B. Exterminating plant pests (Example B.2)
Effect on Heliotis virescens caterpillars Young soy plants are sprayed with an aqueous emulsion spray mixture containing 400 ppm active ingredient, and after the spray coating has dried, 10 first-aged Heliotis virescens caterpillars are Let them live, then place them in a plastic container. Evaluation is performed after 6 days. The number of caterpillars and the percent decrease in eaten damage (% activity) is determined by comparing the number of dead caterpillars in the treated plants and the eaten damage to those in the untreated plants.

  The compounds in the table show good activity against Heliotis virescens in this test.

(Example B.3)
Action against Plutella xylostella caterpillars Young cabbage plants are sprayed with an aqueous emulsion spray mixture containing 400 ppm active ingredient, and after the spray coating has dried, 10 third-aged Plutella xylostella caterpillars are Let them live, then place them in a plastic container. Evaluation is carried out after 3 days. The number of caterpillars and the percent decrease in eaten damage (% activity) is determined by comparing the number of dead caterpillars in the treated plants and the eaten damage to those in the untreated plants.

  The compounds in the table show good activity against Plutella xylostella in this test.

(Example B.4)
Action on Diabrotica balteata larvae Corn seedlings are sprayed with an aqueous emulsion spray mixture containing 400 ppm of active ingredient, and after the spray coating has dried, 10 second-aged diabrotica balteata larvae lived. And then place in a plastic container. Evaluation is performed after 6 days. The percent reduction (% activity) in the number of larvae is determined by comparing the number of dead larvae in the treated plants with that in the untreated plants.

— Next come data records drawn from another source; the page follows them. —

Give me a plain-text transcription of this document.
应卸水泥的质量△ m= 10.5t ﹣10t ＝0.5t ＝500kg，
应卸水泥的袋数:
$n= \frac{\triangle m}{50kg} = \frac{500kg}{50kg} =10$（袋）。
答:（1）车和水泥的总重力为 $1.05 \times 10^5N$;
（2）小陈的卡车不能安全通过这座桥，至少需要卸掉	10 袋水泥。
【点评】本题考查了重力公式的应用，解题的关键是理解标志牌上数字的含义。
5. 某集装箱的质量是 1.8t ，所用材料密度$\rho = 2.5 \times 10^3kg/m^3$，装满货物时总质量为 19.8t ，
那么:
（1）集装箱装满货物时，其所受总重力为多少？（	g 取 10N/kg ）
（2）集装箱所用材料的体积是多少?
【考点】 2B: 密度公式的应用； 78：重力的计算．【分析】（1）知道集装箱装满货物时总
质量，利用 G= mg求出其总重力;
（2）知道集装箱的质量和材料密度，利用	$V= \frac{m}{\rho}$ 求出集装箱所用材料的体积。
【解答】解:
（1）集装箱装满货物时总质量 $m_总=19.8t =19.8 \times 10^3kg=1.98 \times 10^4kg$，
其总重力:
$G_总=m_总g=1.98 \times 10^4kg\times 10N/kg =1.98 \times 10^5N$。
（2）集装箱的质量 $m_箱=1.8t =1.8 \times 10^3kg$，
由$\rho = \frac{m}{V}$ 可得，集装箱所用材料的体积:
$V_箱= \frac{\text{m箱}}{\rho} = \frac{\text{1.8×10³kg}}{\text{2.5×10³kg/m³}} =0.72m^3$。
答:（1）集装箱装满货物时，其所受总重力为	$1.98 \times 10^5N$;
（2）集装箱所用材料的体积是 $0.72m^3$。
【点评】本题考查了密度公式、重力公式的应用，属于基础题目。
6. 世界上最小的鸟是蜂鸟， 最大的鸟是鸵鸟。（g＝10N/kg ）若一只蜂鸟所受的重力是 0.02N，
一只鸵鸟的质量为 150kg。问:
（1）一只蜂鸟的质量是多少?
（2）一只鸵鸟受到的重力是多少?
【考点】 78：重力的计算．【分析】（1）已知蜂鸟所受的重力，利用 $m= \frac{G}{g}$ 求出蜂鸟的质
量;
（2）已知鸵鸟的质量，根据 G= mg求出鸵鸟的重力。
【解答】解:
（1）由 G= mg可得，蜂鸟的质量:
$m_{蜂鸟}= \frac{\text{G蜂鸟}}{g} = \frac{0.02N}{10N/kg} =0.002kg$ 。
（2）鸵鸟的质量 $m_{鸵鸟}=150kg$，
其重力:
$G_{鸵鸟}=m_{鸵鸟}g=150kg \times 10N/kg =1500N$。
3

  The compounds in the table show good activity against diabrotica balta in this test.

Claims (4)

Formula for parasite control in non-human environment:

Wherein R ₁ is phenyl that is unsubstituted or substituted with one or two identical or different substituents selected from the group consisting of halogen and halo-C ₁ -C ₂ alkyl;
R ₂ is C ₁ -C ₄ alkyl; benzyl; a group consisting of halogen, nitro, C ₁ -C ₂ alkyl, halo-C ₁ -C ₂ alkyl, C ₁ -C ₂ alkoxy and halo-C ₁ -C ₂ alkoxy A phenyl substituted by 1 to 3 substituents selected from; or naphthyl], or, where appropriate, their E / Z isomers, each in the free or salt form , Use of mixtures of E / Z isomers and / or tautomers.   Method for controlling parasites, characterized in that an effective amount of at least one compound of formula (I) according to claim 1 is used against parasites in a non-human environment.   Use of a compound of formula (I) according to claim 1 in a method for controlling parasites in non-human warm-blooded animals.   Use of a compound of formula (I) according to claim 1 for the manufacture of a pharmaceutical composition against parasites in warm-blooded animals.